Left alone, tropical forests may recover—but experiments show that targeted nitrogen can dramatically accelerate their first ten years of regrowth and carbon storage, buying time in a warming world.
Lots of people are rooting for logged tropical forests to grow back. Here’s one way to jumpstart it: Add a splash of nitrogen.
Perhaps it should come as no surprise that a key component in agricultural fertilizer would help trees grow faster. But new research clarifies how much it helps and for which forests, as well as suggesting ways to give forests a boost without the ecological damage that can come with fertilizers.
It turns out that in the first 10 years of growing, fledgling forests are particularly ravenous for nitrogen. Supplementing the nutrient supply can make the vegetation explode, nearly doubling growth rates in newly abandoned farm fields and increasing growth by 48% in 10-year-old forests, researchers reported this month in Nature Communications.
“It was pretty amazing to see,” said Sarah Batterman, an ecologist at the Cary Institute of Ecosystem Studies and a co-author the new paper. “The plots with added nitrogen looked so much bigger than the ones where we didn’t add nitrogen—the trees were just huge. We were surprised at how quickly the forest grew back and how strong the effect of nitrogen was.”
The discovery emerged from 76 plots of land in Panama, ranging from ancient, intact forest to cattle pasture. Scientists left some of the areas to grow on their own. Other parcels were dosed with a combination of nitrogen and phosphorous, two nutrients needed by plants. Researchers returned over the course of four years to track vegetation growth in newer forests and for more than two decades for the old-growth jungle.
While the immediate findings are confined to a single forest, the researchers suspect young forests in many parts of the tropics confront a nitrogen shortage.

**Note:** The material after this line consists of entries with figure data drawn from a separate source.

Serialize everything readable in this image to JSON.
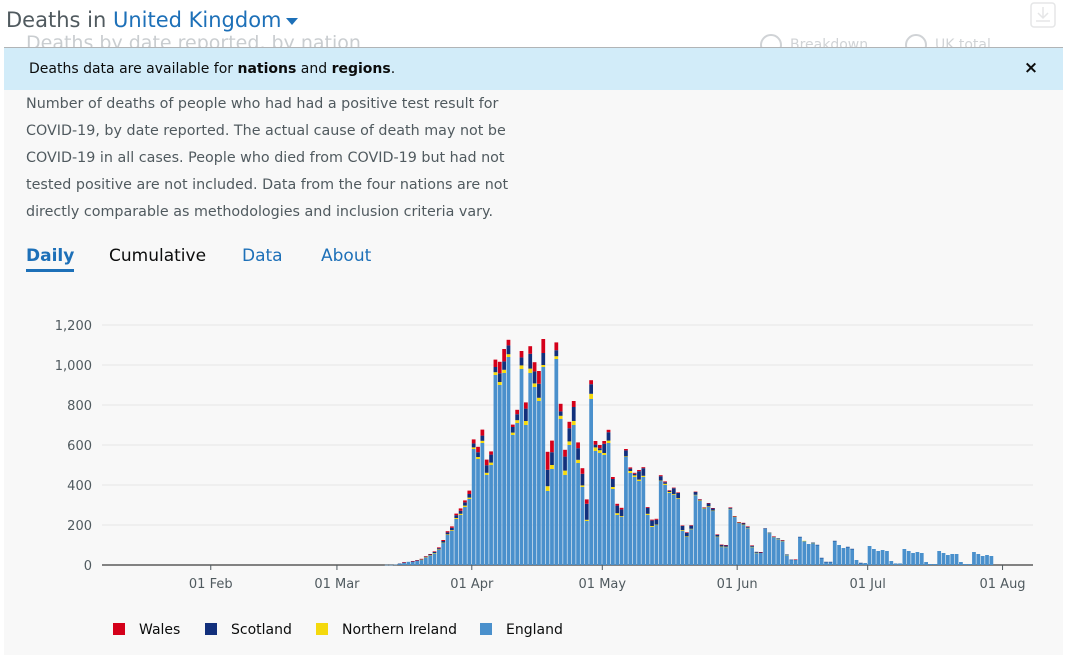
{
  "header": {
    "title_prefix": "Deaths in",
    "location": "United Kingdom",
    "ghost_title": "Deaths by date reported, by nation",
    "ghost_option_1": "Breakdown",
    "ghost_option_2": "UK total"
  },
  "banner": {
    "text_1": "Deaths data are available for ",
    "link_1": "nations",
    "text_2": " and ",
    "link_2": "regions",
    "text_3": ".",
    "close_label": "×"
  },
  "description": "Number of deaths of people who had had a positive test result for COVID-19, by date reported. The actual cause of death may not be COVID-19 in all cases. People who died from COVID-19 but had not tested positive are not included. Data from the four nations are not directly comparable as methodologies and inclusion criteria vary.",
  "tabs": [
    {
      "label": "Daily",
      "active": true
    },
    {
      "label": "Cumulative",
      "active": false
    },
    {
      "label": "Data",
      "active": false
    },
    {
      "label": "About",
      "active": false
    }
  ],
  "colors": {
    "wales": "#d4001a",
    "scotland": "#12307c",
    "northern_ireland": "#f4d90d",
    "england": "#4a90cc",
    "link": "#1d70b8"
  },
  "chart_data": {
    "type": "bar",
    "stacked": true,
    "x_start": "2020-01-07",
    "x_end": "2020-08-08",
    "x_tick_labels": [
      "01 Feb",
      "01 Mar",
      "01 Apr",
      "01 May",
      "01 Jun",
      "01 Jul",
      "01 Aug"
    ],
    "x_tick_dates": [
      "2020-02-01",
      "2020-03-01",
      "2020-04-01",
      "2020-05-01",
      "2020-06-01",
      "2020-07-01",
      "2020-08-01"
    ],
    "ylim": [
      0,
      1200
    ],
    "y_ticks": [
      0,
      200,
      400,
      600,
      800,
      1000,
      1200
    ],
    "y_tick_labels": [
      "0",
      "200",
      "400",
      "600",
      "800",
      "1,000",
      "1,200"
    ],
    "grid": true,
    "legend_position": "bottom-left",
    "series": [
      {
        "name": "Wales",
        "color": "#d4001a",
        "values": [
          0,
          0,
          0,
          0,
          0,
          0,
          0,
          0,
          0,
          0,
          0,
          0,
          0,
          0,
          0,
          0,
          0,
          0,
          0,
          0,
          0,
          0,
          0,
          0,
          0,
          0,
          0,
          0,
          0,
          0,
          0,
          0,
          0,
          0,
          0,
          0,
          0,
          0,
          0,
          0,
          0,
          0,
          0,
          0,
          0,
          0,
          0,
          0,
          0,
          0,
          0,
          0,
          0,
          0,
          0,
          0,
          0,
          0,
          0,
          0,
          0,
          0,
          0,
          0,
          0,
          0,
          0,
          0,
          0,
          1,
          0,
          1,
          1,
          2,
          2,
          2,
          3,
          4,
          5,
          6,
          7,
          8,
          12,
          10,
          17,
          20,
          27,
          30,
          28,
          16,
          37,
          57,
          62,
          28,
          12,
          22,
          32,
          31,
          38,
          46,
          64,
          70,
          90,
          58,
          39,
          38,
          34,
          32,
          30,
          29,
          28,
          22,
          20,
          18,
          16,
          14,
          12,
          10,
          9,
          8,
          7,
          6,
          5,
          6,
          5,
          4,
          4,
          5,
          5,
          4,
          3,
          3,
          3,
          2,
          3,
          2,
          2,
          2,
          1,
          2,
          1,
          1,
          1,
          1,
          1,
          1,
          1,
          1,
          1,
          1,
          0,
          1,
          0,
          0,
          1,
          0,
          1,
          0,
          0,
          1,
          0,
          0,
          0,
          0,
          0,
          0,
          0,
          0,
          0,
          0,
          0,
          0,
          0,
          0,
          0,
          0,
          0,
          0,
          0,
          0,
          0,
          0,
          0,
          0,
          0,
          0,
          0,
          0,
          0,
          0,
          0,
          0,
          0,
          0,
          0,
          0,
          0,
          0,
          0,
          0,
          0,
          0,
          0,
          0,
          0,
          0,
          0,
          0,
          0
        ]
      },
      {
        "name": "Scotland",
        "color": "#12307c",
        "values": [
          0,
          0,
          0,
          0,
          0,
          0,
          0,
          0,
          0,
          0,
          0,
          0,
          0,
          0,
          0,
          0,
          0,
          0,
          0,
          0,
          0,
          0,
          0,
          0,
          0,
          0,
          0,
          0,
          0,
          0,
          0,
          0,
          0,
          0,
          0,
          0,
          0,
          0,
          0,
          0,
          0,
          0,
          0,
          0,
          0,
          0,
          0,
          0,
          0,
          0,
          0,
          0,
          0,
          0,
          0,
          0,
          0,
          0,
          0,
          0,
          0,
          0,
          0,
          0,
          0,
          0,
          0,
          0,
          1,
          1,
          0,
          1,
          2,
          2,
          3,
          4,
          5,
          6,
          8,
          10,
          12,
          14,
          15,
          16,
          18,
          20,
          24,
          26,
          38,
          40,
          26,
          44,
          42,
          44,
          28,
          30,
          40,
          62,
          74,
          60,
          70,
          60,
          82,
          64,
          30,
          22,
          70,
          66,
          70,
          58,
          58,
          80,
          48,
          14,
          10,
          46,
          42,
          40,
          38,
          34,
          30,
          12,
          8,
          42,
          38,
          30,
          28,
          24,
          22,
          8,
          6,
          30,
          26,
          22,
          18,
          16,
          14,
          4,
          4,
          15,
          12,
          10,
          9,
          8,
          6,
          2,
          2,
          8,
          6,
          6,
          5,
          4,
          3,
          1,
          1,
          3,
          3,
          2,
          2,
          2,
          1,
          0,
          0,
          1,
          1,
          1,
          1,
          1,
          1,
          0,
          0,
          1,
          1,
          0,
          1,
          0,
          0,
          0,
          0,
          0,
          0,
          0,
          0,
          0,
          0,
          0,
          0,
          0,
          0,
          0,
          0,
          0,
          0,
          0,
          0,
          0,
          0,
          0,
          0,
          0,
          0,
          0,
          0,
          0,
          0
        ]
      },
      {
        "name": "Northern Ireland",
        "color": "#f4d90d",
        "values": [
          0,
          0,
          0,
          0,
          0,
          0,
          0,
          0,
          0,
          0,
          0,
          0,
          0,
          0,
          0,
          0,
          0,
          0,
          0,
          0,
          0,
          0,
          0,
          0,
          0,
          0,
          0,
          0,
          0,
          0,
          0,
          0,
          0,
          0,
          0,
          0,
          0,
          0,
          0,
          0,
          0,
          0,
          0,
          0,
          0,
          0,
          0,
          0,
          0,
          0,
          0,
          0,
          0,
          0,
          0,
          0,
          0,
          0,
          0,
          0,
          0,
          0,
          0,
          0,
          0,
          0,
          0,
          0,
          0,
          0,
          0,
          0,
          0,
          1,
          1,
          1,
          2,
          2,
          2,
          3,
          4,
          5,
          6,
          7,
          7,
          8,
          10,
          11,
          11,
          12,
          14,
          15,
          16,
          14,
          12,
          14,
          18,
          20,
          22,
          18,
          16,
          10,
          24,
          20,
          14,
          16,
          22,
          18,
          20,
          16,
          8,
          6,
          26,
          18,
          14,
          10,
          12,
          10,
          9,
          4,
          3,
          10,
          8,
          7,
          6,
          6,
          5,
          2,
          2,
          6,
          5,
          4,
          4,
          4,
          3,
          1,
          1,
          3,
          3,
          3,
          2,
          2,
          2,
          1,
          1,
          2,
          2,
          2,
          1,
          1,
          1,
          0,
          0,
          1,
          1,
          1,
          1,
          1,
          0,
          0,
          0,
          1,
          0,
          1,
          0,
          0,
          0,
          0,
          0,
          0,
          0,
          0,
          0,
          0,
          0,
          0,
          0,
          0,
          0,
          0,
          0,
          0,
          0,
          0,
          0,
          0,
          0,
          0,
          0,
          0,
          0,
          0,
          0,
          0,
          0,
          0,
          0,
          0,
          0,
          0,
          0,
          0,
          0
        ]
      },
      {
        "name": "England",
        "color": "#4a90cc",
        "values": [
          0,
          0,
          0,
          0,
          0,
          0,
          0,
          0,
          0,
          0,
          0,
          0,
          0,
          0,
          0,
          0,
          0,
          0,
          0,
          0,
          0,
          0,
          0,
          0,
          0,
          0,
          0,
          0,
          0,
          0,
          0,
          0,
          0,
          0,
          0,
          0,
          0,
          0,
          0,
          0,
          0,
          0,
          0,
          0,
          0,
          0,
          0,
          0,
          0,
          0,
          0,
          0,
          0,
          0,
          0,
          0,
          0,
          0,
          0,
          0,
          0,
          0,
          0,
          0,
          0,
          1,
          1,
          2,
          6,
          12,
          16,
          18,
          22,
          26,
          38,
          48,
          58,
          76,
          110,
          150,
          170,
          230,
          250,
          290,
          330,
          580,
          530,
          610,
          450,
          500,
          950,
          900,
          960,
          1040,
          650,
          710,
          980,
          700,
          960,
          890,
          820,
          990,
          370,
          480,
          1030,
          730,
          450,
          600,
          700,
          510,
          390,
          220,
          830,
          570,
          560,
          550,
          610,
          380,
          250,
          240,
          540,
          460,
          440,
          420,
          440,
          250,
          190,
          200,
          420,
          400,
          360,
          350,
          330,
          170,
          140,
          180,
          350,
          320,
          280,
          290,
          270,
          140,
          90,
          90,
          280,
          240,
          210,
          200,
          185,
          90,
          60,
          60,
          180,
          160,
          140,
          130,
          120,
          50,
          25,
          25,
          140,
          120,
          105,
          110,
          100,
          35,
          15,
          15,
          120,
          100,
          85,
          90,
          80,
          25,
          10,
          10,
          95,
          80,
          70,
          75,
          70,
          20,
          8,
          8,
          80,
          70,
          60,
          65,
          60,
          15,
          5,
          5,
          70,
          60,
          50,
          55,
          55,
          15,
          5,
          5,
          65,
          55,
          45,
          50,
          45
        ]
      }
    ],
    "legend": [
      "Wales",
      "Scotland",
      "Northern Ireland",
      "England"
    ]
  }
}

The nitrogen boost they observed could make a noticeable, though temporary, dent our climate problem. Batterman and colleagues calculated that the added growth spurt, if applied to tropical forests around the world, could pull nearly a gigaton of carbon dioxide from the air every year, equal to roughly 2% of annual human-caused greenhouse gas pollution.

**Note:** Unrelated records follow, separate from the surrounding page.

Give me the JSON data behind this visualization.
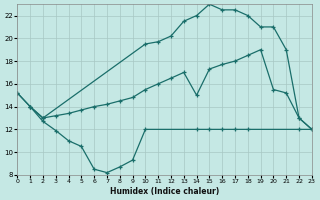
{
  "xlabel": "Humidex (Indice chaleur)",
  "bg_color": "#c5e8e4",
  "grid_color": "#a8c8c4",
  "line_color": "#1a6e6a",
  "xlim": [
    0,
    23
  ],
  "ylim": [
    8,
    23
  ],
  "xtick_vals": [
    0,
    1,
    2,
    3,
    4,
    5,
    6,
    7,
    8,
    9,
    10,
    11,
    12,
    13,
    14,
    15,
    16,
    17,
    18,
    19,
    20,
    21,
    22,
    23
  ],
  "ytick_vals": [
    8,
    10,
    12,
    14,
    16,
    18,
    20,
    22
  ],
  "line1_x": [
    0,
    1,
    2,
    3,
    4,
    5,
    6,
    7,
    8,
    9,
    10,
    14,
    15,
    16,
    17,
    18,
    22,
    23
  ],
  "line1_y": [
    15.2,
    14.0,
    12.7,
    11.9,
    11.0,
    10.5,
    8.5,
    8.2,
    8.7,
    9.3,
    12.0,
    12.0,
    12.0,
    12.0,
    12.0,
    12.0,
    12.0,
    12.0
  ],
  "line2_x": [
    1,
    2,
    3,
    4,
    5,
    6,
    7,
    8,
    9,
    10,
    11,
    12,
    13,
    14,
    15,
    16,
    17,
    18,
    19,
    20,
    21,
    22,
    23
  ],
  "line2_y": [
    14.0,
    13.0,
    13.2,
    13.4,
    13.7,
    14.0,
    14.2,
    14.5,
    14.8,
    15.5,
    16.0,
    16.5,
    17.0,
    15.0,
    17.3,
    17.7,
    18.0,
    18.5,
    19.0,
    15.5,
    15.2,
    13.0,
    12.0
  ],
  "line3_x": [
    0,
    1,
    2,
    10,
    11,
    12,
    13,
    14,
    15,
    16,
    17,
    18,
    19,
    20,
    21,
    22,
    23
  ],
  "line3_y": [
    15.2,
    14.0,
    13.0,
    19.5,
    19.7,
    20.2,
    21.5,
    22.0,
    23.0,
    22.5,
    22.5,
    22.0,
    21.0,
    21.0,
    19.0,
    13.0,
    12.0
  ]
}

But the research also shows there’s a time-limit to those gains. As forests aged, the bonus nitrogen didn’t have a noticeable effect. Thirty-year-old forests and ancient forests showed no response. Older forests appeared able to get enough nitrogen without help, as nitrogen depletion common to farmland was reversed by forests building up natural nitrogen stores in the soil.
Given the urgency of climate change, even focusing on young forests could be worth it, says Batterman. “In the long-term, the forests are not going to sequester extra carbon, but in that first 10 years, they can do the job faster, and 10 years is what we really need right now.”
This doesn’t mean people should be spraying fertilizer across the tropics. Synthetic nitrogen comes with its own headaches. Industrial fertilizer production creates its own climate pollution. Runoff from fertilizer-enriched fields can sparking algae blooms in water bodies, creating low-oxygen “dead zones” such as the one covering a part of the Gulf of Mexico larger than the state of Connecticut.
Rather, the scientists suggested nature-based strategies. People replanting tropical forests could make sure they include nitrogen-fixing plants, which use bacteria in their roots to convert atmospheric nitrogen into a form the plant can use. People could also concentrate reforestation work in places on more nutrient rich soil.
If people are going to try to help create a recipe for climate-smart reforstation, the new research adds another piece to the ingredient list. Don’t forget the nitrogen.